Out of Africa

(June 26, 2008)  Triclops!

Alternative Tentacles

GALLERY >

   

Alien-baby vocal phaser, check. Underwater flanger, check. Four SF Bay Area musicians melting down their collective experiences from a flurry of substantive groups such as Bottles and Skulls, Fleshies, Lower Forty-Eight and Victim’s Family into a single, righteous offering to the lords of punk; check. Commence rock.

With a battalion of wailing guitars, pounding drums and epic bass lines, Triclops!’s Out of Africa is like a George Clinton album on a bad acid trip, or a face-melting love child begotten by a one-night stand between the Mars Volta and Jello Biafra then raised by Perry Farrell. It’s a prog-rock, acid-punk dream with the tightest rhythm section you’ve ever heard, and it releases on you unforgivingly.

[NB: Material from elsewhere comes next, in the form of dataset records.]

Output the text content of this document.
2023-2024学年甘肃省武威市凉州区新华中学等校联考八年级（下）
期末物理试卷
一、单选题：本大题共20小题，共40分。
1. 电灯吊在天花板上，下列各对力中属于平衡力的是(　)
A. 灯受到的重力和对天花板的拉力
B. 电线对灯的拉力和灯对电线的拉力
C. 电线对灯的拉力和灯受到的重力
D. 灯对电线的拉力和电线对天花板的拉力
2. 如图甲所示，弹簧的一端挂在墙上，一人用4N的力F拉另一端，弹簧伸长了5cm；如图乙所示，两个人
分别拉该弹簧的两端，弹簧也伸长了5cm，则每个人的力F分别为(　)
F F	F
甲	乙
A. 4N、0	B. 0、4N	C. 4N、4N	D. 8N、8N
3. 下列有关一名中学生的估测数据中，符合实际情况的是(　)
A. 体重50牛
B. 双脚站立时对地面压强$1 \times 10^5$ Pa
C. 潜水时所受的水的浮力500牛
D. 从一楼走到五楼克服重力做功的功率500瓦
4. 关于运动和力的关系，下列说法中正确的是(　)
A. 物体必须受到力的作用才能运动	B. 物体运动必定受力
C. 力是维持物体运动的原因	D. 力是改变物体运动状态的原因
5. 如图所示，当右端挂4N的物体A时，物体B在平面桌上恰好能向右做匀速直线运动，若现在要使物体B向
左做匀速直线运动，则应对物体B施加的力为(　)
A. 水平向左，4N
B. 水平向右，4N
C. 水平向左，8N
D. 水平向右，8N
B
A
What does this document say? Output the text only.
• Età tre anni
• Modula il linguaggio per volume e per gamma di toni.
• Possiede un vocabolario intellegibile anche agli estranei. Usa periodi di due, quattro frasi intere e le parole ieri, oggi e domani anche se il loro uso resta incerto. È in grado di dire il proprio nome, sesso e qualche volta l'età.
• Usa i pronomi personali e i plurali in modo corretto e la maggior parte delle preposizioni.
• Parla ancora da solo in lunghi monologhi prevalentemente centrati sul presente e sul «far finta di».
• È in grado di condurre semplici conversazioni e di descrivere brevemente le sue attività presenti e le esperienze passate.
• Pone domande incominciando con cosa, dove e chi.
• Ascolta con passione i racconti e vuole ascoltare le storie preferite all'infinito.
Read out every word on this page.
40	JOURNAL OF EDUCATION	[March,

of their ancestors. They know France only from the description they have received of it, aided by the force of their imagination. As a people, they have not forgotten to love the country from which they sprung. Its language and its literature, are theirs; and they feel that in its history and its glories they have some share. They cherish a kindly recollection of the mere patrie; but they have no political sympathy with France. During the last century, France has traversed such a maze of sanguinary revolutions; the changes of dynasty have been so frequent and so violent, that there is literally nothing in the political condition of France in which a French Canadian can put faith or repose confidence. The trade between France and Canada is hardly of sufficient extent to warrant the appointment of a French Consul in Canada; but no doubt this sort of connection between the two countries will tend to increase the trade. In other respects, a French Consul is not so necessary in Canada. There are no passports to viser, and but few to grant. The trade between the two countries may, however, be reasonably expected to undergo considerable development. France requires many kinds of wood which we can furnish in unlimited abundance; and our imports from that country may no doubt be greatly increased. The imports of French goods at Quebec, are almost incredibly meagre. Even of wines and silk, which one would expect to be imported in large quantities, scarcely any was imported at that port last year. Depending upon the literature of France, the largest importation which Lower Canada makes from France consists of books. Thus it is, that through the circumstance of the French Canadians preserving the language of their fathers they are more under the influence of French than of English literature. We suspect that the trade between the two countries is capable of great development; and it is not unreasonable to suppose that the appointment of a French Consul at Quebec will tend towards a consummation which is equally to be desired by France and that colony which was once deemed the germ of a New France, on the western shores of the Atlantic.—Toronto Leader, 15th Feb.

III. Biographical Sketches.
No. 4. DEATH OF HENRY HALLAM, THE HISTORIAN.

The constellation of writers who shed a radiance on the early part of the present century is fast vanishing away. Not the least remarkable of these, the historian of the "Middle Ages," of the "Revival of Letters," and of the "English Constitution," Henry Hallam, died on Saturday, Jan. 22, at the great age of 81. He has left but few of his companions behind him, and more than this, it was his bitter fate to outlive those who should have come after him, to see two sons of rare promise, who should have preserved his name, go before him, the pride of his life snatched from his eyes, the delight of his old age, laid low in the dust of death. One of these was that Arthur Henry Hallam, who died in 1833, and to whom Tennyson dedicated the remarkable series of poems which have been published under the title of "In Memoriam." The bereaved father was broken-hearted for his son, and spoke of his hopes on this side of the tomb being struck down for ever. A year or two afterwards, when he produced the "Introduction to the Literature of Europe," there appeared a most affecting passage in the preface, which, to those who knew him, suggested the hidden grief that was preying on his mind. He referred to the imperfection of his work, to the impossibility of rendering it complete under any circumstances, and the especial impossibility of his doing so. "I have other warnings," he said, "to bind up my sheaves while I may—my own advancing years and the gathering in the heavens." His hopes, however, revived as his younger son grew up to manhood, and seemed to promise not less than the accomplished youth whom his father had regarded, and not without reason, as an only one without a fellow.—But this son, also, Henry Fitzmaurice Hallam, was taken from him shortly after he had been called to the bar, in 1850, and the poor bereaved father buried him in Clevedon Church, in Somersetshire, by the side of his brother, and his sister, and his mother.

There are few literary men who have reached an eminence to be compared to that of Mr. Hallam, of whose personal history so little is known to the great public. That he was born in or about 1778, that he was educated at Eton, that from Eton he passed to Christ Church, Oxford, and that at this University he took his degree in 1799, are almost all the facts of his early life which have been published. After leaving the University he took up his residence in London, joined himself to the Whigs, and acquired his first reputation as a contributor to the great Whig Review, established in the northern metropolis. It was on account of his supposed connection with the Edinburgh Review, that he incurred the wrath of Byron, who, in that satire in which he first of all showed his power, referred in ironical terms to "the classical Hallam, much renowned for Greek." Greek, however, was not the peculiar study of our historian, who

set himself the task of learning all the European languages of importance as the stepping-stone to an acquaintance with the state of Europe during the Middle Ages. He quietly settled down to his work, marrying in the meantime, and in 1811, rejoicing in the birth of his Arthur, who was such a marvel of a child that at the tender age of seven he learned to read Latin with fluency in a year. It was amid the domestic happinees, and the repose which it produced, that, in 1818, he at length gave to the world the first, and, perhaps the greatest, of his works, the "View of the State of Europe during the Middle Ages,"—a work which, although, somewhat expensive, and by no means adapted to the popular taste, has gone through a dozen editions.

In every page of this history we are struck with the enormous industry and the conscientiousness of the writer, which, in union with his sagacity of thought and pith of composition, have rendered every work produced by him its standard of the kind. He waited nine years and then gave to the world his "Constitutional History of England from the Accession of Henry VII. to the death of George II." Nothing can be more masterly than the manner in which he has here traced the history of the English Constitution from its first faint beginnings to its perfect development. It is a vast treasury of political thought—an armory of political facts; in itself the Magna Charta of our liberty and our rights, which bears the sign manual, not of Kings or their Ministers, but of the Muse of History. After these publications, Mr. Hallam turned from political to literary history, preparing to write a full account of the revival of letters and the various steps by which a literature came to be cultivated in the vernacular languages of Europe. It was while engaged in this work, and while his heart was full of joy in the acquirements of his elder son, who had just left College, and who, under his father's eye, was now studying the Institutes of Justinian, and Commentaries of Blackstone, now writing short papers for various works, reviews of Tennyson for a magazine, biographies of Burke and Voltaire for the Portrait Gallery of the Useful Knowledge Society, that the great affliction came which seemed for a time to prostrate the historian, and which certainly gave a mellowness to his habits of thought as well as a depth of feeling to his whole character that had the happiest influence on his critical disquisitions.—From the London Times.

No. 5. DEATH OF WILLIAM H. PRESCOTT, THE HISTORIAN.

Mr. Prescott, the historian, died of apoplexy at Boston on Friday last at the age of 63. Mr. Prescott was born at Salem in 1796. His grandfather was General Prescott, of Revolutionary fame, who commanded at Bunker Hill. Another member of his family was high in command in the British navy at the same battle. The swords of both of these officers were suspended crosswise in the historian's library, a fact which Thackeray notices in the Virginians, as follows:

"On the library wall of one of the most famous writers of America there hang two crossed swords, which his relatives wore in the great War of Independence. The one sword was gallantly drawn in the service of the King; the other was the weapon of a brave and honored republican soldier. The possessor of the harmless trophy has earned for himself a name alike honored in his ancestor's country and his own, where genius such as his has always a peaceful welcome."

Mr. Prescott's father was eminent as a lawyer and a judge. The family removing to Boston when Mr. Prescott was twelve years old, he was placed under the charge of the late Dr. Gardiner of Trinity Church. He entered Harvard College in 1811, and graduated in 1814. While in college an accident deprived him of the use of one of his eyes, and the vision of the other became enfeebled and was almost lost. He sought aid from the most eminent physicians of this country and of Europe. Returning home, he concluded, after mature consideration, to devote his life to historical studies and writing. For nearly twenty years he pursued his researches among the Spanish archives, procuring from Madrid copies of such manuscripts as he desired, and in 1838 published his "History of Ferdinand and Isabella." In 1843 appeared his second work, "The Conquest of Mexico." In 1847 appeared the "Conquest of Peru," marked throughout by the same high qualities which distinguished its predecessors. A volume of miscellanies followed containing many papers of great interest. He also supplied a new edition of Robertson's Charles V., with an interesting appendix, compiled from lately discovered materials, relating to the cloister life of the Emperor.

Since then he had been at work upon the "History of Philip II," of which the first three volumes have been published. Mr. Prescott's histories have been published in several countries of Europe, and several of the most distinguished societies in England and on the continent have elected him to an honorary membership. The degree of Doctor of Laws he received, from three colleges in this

Following up their acclaimed 2006 Cafeteria Brutalia EP on Sickroom, Out of Africa has nothing to do with Isak Dinesen, nor with Paul Simon, Africa or any other affiliation with world music, but rather concerns itself with savage megablasts to the skull, reverbed guitar progressions, and ranting, raving lyrics that stay in keeping with their parent label, Alternative Tentacles, without becoming bogged down by finger-pointing politics. When you can even understand what the singer is saying, that is.

It’s time for the rundown: track one, savage. Track two, savage. And then we get to “Freedom Tickler” — “Americans can see from our lofty SUVs/ to survey all the freeways we command/ Individuals all/ so rugged and so tall/ is full of blood and guns and Adderrol./ I am one I wont deny it,/ if I want it I will buy it/ I don’t even need to like it/ it is there so I must try it/ I am so hungry!” Johnny No Moniker croons through an on-again off-again underwater vocal flanger effect before Christian Erik breaks into a riff so uncannily reminiscent of At the Drive-In that you have to bite your tongue not to leap into an Enfilade breakdown of “freight freight train coming!”

The subsequent “Duende War” features an anthemic intro worthy of head-banging praise as it breaks down into another consistently epic Triclops! drum line joined by Johnny’s ragged and exasperated shouts. With “Cassava,” the album takes a more serious turn, the vocals becoming an exorcism of apocalyptic anguish.